Question

Let \(A{\bf{ = }}\left( {\begin{aligned}{*{20}{c}}{{a_{{\bf{11}}}}}&{{a_{{\bf{12}}}}}\\{{a_{{\bf{21}}}}}&{{a_{{\bf{22}}}}}\end{aligned}} \right)\). Recall from Exercise \({\bf{25}}\) in Section \({\bf{5}}{\bf{.4}}\) that \({\rm{tr}}\;A\) (the trace of \(A\)) is the sum of the diagonal entries in \(A\). Show that the characteristic polynomial of \(A\) is \({\lambda ^2} - \left( {{\rm{tr}}A} \right)\lambda + \det A\). Then show that the eigenvalues of a \({\bf{2 \times 2}}\) matrix \(A\) are both real if and only if \(\det A \le {\left( {\frac{{{\rm{tr}}A}}{2}} \right)^2}\).

Short answer

It is proved that \(\det \left( {A - \lambda I} \right) = {\lambda ^2} - \left( {{\rm{tr}}A} \right)\lambda + \det A\). It is also proved that the eigenvalues of a \(2 \times 2\) matrix \(A\) are both real if and only if \(\det A \le {\left( {\frac{{trA}}{2}} \right)^2}\).

Step-by-step solution

Step 1: Find the characteristic polynomial.

Determine\(\det \left( {A - \lambda I} \right)\).

\(\begin{aligned}{c}\det \left( {A - \lambda I} \right) &= \det \left( {\begin{aligned}{*{20}{c}}{{a_{11}} - \lambda }&{{a_{12}}}\\{{a_{21}}}&{{a_{22}} - \lambda }\end{aligned}} \right)\\ &= \left( {{a_{11}} - \lambda } \right)\left( {{a_{22}} - \lambda } \right) - {a_{12}}{a_{21}}\\ &= {\lambda ^2} - {a_{11}}\lambda - {a_{22}}\lambda + {a_{11}}{a_{22}} - {a_{12}}{a_{21}}\\ &= {\lambda ^2} - \left( {{a_{11}} + {a_{22}}} \right)\lambda + \left( {{a_{11}}{a_{22}} - {a_{12}}{a_{21}}} \right)\end{aligned}\)

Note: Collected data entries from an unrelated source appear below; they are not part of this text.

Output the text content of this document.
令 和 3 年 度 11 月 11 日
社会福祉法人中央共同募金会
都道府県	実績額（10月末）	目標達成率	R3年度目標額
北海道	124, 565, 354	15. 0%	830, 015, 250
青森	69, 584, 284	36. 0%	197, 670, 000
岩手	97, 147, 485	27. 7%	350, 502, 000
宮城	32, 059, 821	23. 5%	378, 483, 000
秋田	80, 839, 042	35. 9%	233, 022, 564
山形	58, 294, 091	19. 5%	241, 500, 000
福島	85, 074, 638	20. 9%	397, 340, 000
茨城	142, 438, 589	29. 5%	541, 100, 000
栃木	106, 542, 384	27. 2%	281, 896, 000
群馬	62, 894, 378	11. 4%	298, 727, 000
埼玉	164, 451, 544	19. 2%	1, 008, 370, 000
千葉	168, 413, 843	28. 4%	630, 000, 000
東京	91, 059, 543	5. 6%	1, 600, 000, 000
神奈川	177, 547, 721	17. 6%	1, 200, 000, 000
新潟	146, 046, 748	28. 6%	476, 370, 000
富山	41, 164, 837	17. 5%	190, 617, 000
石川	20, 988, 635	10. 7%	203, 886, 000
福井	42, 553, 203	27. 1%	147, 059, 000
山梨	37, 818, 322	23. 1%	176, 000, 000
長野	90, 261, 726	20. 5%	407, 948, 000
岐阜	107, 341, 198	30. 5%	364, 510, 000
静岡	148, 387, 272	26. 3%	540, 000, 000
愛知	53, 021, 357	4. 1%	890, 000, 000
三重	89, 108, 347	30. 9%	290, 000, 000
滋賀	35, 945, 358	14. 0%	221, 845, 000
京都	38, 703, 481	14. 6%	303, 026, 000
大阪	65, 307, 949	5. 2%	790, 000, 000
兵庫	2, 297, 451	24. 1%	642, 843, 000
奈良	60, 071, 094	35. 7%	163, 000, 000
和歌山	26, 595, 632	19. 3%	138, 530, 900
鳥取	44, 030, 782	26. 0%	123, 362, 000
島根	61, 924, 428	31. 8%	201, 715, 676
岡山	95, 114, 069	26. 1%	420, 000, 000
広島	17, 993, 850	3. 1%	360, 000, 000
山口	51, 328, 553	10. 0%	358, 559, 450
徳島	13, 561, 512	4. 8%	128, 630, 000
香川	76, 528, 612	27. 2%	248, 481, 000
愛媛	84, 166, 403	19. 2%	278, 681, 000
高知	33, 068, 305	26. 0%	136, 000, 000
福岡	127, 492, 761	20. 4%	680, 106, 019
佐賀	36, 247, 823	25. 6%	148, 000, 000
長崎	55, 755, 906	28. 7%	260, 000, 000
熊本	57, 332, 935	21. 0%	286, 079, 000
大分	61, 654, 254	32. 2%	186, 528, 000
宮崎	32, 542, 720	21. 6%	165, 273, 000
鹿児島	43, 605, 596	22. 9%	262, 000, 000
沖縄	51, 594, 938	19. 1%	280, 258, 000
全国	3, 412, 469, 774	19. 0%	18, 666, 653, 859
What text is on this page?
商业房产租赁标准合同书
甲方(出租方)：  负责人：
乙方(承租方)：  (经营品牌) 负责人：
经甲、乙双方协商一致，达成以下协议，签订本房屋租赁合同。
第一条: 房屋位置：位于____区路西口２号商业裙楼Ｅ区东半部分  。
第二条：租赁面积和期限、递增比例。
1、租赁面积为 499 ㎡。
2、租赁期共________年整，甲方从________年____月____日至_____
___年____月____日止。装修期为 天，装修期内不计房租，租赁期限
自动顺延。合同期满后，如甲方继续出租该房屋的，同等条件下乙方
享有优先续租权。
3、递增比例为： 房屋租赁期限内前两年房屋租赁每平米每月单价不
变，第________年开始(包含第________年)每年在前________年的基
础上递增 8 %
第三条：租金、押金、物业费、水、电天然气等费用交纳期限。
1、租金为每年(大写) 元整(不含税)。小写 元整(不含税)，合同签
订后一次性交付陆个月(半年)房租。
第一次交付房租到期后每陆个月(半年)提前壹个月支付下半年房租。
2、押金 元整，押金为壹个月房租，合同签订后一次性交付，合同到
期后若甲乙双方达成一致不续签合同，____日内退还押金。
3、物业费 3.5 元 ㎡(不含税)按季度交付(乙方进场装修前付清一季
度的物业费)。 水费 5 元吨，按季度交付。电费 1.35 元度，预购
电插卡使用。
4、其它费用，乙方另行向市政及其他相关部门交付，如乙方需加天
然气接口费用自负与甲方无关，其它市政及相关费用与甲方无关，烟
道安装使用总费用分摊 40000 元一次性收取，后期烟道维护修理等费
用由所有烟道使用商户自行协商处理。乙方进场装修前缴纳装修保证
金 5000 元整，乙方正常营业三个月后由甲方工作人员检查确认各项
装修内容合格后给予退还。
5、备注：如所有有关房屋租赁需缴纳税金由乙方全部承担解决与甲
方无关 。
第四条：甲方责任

Now use a trace of \(A\), that is, \({\rm{tr}}\;A = {a_{11}} + {a_{22}}\) then we have,

\(\det \left( {A - \lambda I} \right) = {\lambda ^2} - \left( {trA} \right)\lambda + \det A\)

Hence it is proved that\(\det \left( {A - \lambda I} \right) = {\lambda ^2} - \left( {{\rm{tr}}A} \right)\lambda + \det A\).

Step 2: Show that the eigenvalues of a \({\bf{2 \times 2}}\) matrix \(A\) are both real if and only if \(\det A \le {\left( {\frac{{{\rm{tr}}A}}{2}} \right)^2}\)

Determine the eigenvalues of \(A\).

\(\begin{aligned}{c}\det \left( {A - \lambda I} \right) &= 0\\{\lambda ^2} - \left( {{\rm{tr}}\;A} \right)\lambda + \det A &= 0\\\lambda &= \frac{{tr\;A \pm \sqrt {{{\left( {tr\;A} \right)}^2} - 4\det A} }}{2}\end{aligned}\)

As eigenvalues are positive if the discriminant is positive.

\(\begin{aligned}{c}{\left( {{\rm{tr}}A} \right)^2} - 4\det A \ge 0\\{\left( {{\rm{tr}}A} \right)^2} \ge 4\det A\\\frac{{{{\left( {{\rm{tr}}A} \right)}^2}}}{4} \ge \det A\\{\left( {\frac{{{\rm{tr}}A}}{2}} \right)^2} \ge \det A\end{aligned}\)

Thus, \(\det A \le {\left( {\frac{{trA}}{2}} \right)^2}\).

Hence it is proved that the eigenvalues of a \(2 \times 2\) matrix \(A\) are both real if and only if \(\det A \le {\left( {\frac{{trA}}{2}} \right)^2}\).